My point is that, as an optimizer, evolution is a very simplistic one. People try to explain why it does or doesn't do things, often falling into "just-so stories" as a result, and fail to grasp just how inhuman the process is.
Also:
> ie., evolution is starting with a bike and turning it into a car
> it is not "starting with raw materials" and shaping them
I'm not sure if you're drawing a distinction between evolution and abiogenesis here. You're right, in that technically evolution doesn't come into play until you have self-replicators of some form, but in colloquial terminology "evolution" is used to encompass the entire process all the way back to whatever nonliving organic chemicals formed the basis for the first life.
I understood them to mean that evolution evolves things on an ongoing basis, and doesn't start from abiogenesis each time. So the current form of a bird species is very much constrained by the form of what it evolved from.

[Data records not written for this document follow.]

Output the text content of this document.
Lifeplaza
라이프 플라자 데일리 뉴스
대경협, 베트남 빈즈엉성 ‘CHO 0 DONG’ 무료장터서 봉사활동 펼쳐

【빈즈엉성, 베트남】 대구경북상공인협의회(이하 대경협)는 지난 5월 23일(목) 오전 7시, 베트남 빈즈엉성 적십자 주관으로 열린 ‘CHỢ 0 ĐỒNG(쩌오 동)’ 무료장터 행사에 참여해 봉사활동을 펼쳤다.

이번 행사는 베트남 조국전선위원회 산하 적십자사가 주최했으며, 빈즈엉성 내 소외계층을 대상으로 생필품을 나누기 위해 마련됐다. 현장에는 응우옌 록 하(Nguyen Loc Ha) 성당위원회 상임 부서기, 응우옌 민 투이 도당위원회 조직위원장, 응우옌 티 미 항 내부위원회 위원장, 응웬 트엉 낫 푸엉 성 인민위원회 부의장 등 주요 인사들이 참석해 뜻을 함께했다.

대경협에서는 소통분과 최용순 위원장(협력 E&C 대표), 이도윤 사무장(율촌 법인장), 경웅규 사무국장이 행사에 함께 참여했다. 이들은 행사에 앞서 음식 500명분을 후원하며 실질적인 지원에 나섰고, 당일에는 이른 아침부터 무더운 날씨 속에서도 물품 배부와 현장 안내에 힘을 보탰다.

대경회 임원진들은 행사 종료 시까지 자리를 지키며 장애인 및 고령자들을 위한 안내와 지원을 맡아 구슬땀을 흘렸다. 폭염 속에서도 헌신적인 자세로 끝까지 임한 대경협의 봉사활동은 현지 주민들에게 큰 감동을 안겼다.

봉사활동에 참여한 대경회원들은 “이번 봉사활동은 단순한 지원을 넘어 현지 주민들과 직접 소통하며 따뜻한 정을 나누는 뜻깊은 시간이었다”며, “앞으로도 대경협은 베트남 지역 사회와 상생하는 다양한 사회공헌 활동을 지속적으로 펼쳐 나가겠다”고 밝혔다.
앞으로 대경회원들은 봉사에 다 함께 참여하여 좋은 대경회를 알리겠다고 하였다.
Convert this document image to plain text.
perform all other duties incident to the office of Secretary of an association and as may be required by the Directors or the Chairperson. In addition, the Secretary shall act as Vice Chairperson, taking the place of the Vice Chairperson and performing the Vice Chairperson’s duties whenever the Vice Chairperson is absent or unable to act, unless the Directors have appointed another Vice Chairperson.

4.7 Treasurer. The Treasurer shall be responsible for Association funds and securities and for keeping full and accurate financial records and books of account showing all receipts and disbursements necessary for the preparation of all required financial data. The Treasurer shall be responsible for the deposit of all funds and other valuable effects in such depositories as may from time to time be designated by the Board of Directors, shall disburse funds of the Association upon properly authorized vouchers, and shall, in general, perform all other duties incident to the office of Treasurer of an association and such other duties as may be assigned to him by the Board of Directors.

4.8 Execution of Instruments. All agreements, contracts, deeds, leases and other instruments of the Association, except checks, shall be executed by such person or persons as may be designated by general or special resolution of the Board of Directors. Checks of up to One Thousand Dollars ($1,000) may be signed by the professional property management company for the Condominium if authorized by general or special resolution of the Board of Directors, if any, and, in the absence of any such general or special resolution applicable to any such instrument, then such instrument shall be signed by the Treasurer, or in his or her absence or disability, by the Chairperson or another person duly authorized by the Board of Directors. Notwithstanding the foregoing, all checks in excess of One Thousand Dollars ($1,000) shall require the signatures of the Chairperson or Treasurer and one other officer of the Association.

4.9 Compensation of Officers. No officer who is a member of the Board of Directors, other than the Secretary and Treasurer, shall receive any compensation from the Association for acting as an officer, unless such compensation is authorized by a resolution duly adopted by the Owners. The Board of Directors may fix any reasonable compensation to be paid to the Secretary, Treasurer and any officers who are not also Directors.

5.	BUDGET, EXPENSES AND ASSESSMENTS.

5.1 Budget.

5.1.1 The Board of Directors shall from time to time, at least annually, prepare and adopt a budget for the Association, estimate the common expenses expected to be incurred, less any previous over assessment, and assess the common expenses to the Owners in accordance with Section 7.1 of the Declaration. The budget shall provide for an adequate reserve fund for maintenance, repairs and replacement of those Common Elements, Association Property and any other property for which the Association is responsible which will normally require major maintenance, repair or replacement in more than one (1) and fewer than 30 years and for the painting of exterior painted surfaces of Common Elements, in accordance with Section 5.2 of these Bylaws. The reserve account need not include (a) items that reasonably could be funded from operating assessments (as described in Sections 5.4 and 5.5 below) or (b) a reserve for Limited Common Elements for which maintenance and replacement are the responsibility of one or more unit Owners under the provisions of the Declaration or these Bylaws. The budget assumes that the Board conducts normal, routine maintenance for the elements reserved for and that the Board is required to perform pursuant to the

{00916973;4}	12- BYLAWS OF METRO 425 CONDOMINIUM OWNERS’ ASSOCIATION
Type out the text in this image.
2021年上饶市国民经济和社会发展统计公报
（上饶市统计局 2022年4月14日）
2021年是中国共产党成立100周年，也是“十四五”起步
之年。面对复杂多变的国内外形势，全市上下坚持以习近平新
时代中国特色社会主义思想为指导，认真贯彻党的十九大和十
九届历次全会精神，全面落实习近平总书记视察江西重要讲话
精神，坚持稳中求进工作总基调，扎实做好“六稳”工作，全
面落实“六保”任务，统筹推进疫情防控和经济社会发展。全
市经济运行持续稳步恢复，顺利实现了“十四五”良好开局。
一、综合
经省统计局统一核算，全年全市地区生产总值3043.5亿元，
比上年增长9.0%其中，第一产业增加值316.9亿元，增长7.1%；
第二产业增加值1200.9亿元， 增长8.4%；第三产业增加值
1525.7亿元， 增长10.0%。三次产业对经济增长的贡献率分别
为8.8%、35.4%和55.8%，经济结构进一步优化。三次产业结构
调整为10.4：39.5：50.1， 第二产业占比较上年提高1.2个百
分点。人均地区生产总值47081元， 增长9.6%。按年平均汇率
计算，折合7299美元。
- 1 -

I'd also add that it seems evolution isn't even turning bicycles to cars bolt by bolt, but is adding whole subsystems at a time. It's as if each bike was made of a set of standard ACME parts, and came with a set of blueprints for many other kinds of ACME parts - and evolution, at the large animal level, is just replacing one standardized part for another, or adding new ones where they didn't exist, or altering the manufacturing timings, etc.
ie., evolution is starting with a bike and turning it into a car
it is not "starting with raw materials" and shaping them
So pretty much every life form is highly non-optimal wrt their environments.